I must stress that this circuit can be hazardous to humans, particularly if the hot and neutral sides are reversed such that the hot side connects to the circuit GND node. In that case, anyone touching any part of this power supply's load with one hand, and chassis ground or earth ground with the other will have the full AC line voltage across their body and that can kill, particularly at 240 VAC input voltage.
So, when working with this circuit, be sure to use an isolation transformer for safety and when you're ready to button-up your project that uses this circuit, make sure there's no way a person can touch any part of the circuit. If a metal chassis is used, connect it to earth ground using the green, ground wire and do not use any external circuit controls that are exposed and can be touched with the chassis' cover on.

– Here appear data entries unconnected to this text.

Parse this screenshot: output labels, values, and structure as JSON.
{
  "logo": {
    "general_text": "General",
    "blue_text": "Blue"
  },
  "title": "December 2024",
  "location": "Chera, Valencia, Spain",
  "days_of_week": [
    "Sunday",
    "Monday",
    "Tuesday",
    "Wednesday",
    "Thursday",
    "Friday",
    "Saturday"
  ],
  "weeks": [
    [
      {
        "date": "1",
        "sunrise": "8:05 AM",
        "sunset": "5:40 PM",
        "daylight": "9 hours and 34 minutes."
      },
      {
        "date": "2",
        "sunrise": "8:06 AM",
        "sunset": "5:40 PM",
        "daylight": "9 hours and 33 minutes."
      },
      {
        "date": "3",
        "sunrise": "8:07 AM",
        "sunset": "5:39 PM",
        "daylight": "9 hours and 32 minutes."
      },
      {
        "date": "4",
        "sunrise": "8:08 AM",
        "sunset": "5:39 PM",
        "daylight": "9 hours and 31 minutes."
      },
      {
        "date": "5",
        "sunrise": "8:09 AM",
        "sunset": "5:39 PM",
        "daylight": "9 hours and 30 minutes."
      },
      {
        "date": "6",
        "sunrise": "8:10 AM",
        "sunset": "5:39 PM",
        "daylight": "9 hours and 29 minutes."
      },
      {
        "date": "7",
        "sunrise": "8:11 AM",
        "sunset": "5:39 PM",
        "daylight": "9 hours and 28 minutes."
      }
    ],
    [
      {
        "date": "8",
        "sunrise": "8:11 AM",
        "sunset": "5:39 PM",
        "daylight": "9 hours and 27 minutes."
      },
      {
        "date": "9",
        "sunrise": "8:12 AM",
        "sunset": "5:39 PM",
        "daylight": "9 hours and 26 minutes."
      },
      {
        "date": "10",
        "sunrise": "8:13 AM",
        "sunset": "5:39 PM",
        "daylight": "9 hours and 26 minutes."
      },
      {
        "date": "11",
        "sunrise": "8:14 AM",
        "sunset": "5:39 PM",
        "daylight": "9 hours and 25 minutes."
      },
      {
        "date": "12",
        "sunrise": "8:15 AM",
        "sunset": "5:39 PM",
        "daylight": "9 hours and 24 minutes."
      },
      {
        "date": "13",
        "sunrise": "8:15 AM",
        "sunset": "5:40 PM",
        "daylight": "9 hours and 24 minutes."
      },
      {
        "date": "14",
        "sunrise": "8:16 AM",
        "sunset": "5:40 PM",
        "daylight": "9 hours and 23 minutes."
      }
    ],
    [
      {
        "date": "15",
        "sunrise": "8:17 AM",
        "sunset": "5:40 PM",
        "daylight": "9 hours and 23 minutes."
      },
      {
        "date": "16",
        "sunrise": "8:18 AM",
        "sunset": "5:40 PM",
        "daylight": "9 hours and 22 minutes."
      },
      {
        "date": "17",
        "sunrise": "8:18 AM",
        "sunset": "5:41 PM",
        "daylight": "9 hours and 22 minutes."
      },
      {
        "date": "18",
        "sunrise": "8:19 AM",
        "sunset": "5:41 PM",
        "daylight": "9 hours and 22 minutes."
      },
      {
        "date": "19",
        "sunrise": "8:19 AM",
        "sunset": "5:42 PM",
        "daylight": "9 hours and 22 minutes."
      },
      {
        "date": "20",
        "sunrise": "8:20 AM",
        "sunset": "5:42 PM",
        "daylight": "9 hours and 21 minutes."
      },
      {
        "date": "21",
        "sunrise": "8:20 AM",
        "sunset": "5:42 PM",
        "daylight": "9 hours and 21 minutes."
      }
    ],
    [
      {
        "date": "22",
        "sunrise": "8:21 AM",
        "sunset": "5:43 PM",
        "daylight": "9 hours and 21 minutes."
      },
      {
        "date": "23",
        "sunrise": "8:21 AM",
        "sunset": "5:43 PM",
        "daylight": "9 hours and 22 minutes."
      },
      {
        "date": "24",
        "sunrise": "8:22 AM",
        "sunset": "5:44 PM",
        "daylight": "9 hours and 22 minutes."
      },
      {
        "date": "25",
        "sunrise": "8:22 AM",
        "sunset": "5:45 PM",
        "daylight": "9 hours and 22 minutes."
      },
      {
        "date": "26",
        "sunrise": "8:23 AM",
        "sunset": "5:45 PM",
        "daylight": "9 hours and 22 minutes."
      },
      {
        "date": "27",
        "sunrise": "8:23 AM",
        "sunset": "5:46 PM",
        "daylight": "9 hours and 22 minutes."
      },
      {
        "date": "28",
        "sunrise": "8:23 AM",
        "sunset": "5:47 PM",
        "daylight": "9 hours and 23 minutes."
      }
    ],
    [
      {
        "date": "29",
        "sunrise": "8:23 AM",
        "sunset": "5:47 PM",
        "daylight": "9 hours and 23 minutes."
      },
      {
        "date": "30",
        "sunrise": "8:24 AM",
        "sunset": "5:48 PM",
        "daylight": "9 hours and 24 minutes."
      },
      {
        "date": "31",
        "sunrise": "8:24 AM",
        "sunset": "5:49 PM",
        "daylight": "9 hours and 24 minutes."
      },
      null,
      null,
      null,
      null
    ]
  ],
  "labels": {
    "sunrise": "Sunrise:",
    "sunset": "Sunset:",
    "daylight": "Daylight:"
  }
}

The exact value of R1 isn't critical, but it shouldn't be so high that significant power is dissipated in it under normal load conditions. It simply limits the inrush current into C1. The value of C1 and hence, the Xc reactance of C1 should be high enough that most of the voltage division from the 120V RMS AC line is dropped across C1. But it can't be so high that the desired load current cannot be realized. That is a simple calculation as follows: C1 Xc < 120*√2/(lneeded load current). For example, if 30 mA load current is needed, then the C1 reactance must be less than or equal to: Xc<120*√2/0.03 = 5.66KΩ. It needs to be less than the computed value as there's additional series resistance that further limits the load current. The values shown in the schematic below should support about 20-25 mA DC load. The value of C2 is primarily determined by the amount of acceptable ripple or droop requirement. Values in the 100uF to 1,000uF are typical. What I mean by droop is that the circuit only provides load current from the AC line on the positive half cycle. But on the negative half cycle, only the C2 cap is providing current to the load. Therefore, C2 can be computed as follows: C = i*dt/dV), where C is the capacitance value, dt is the time duration of the negative half cycle (8.33 mS for 60 Hz, and 10 mS for 50 Hz), dV is the ripple voltage, and i is the load current. If a ripple voltage of 500mV for a 25 mA DC load is desired, then C2 >= 25E-3 * 8.33E-3/0.5 = 416 uF.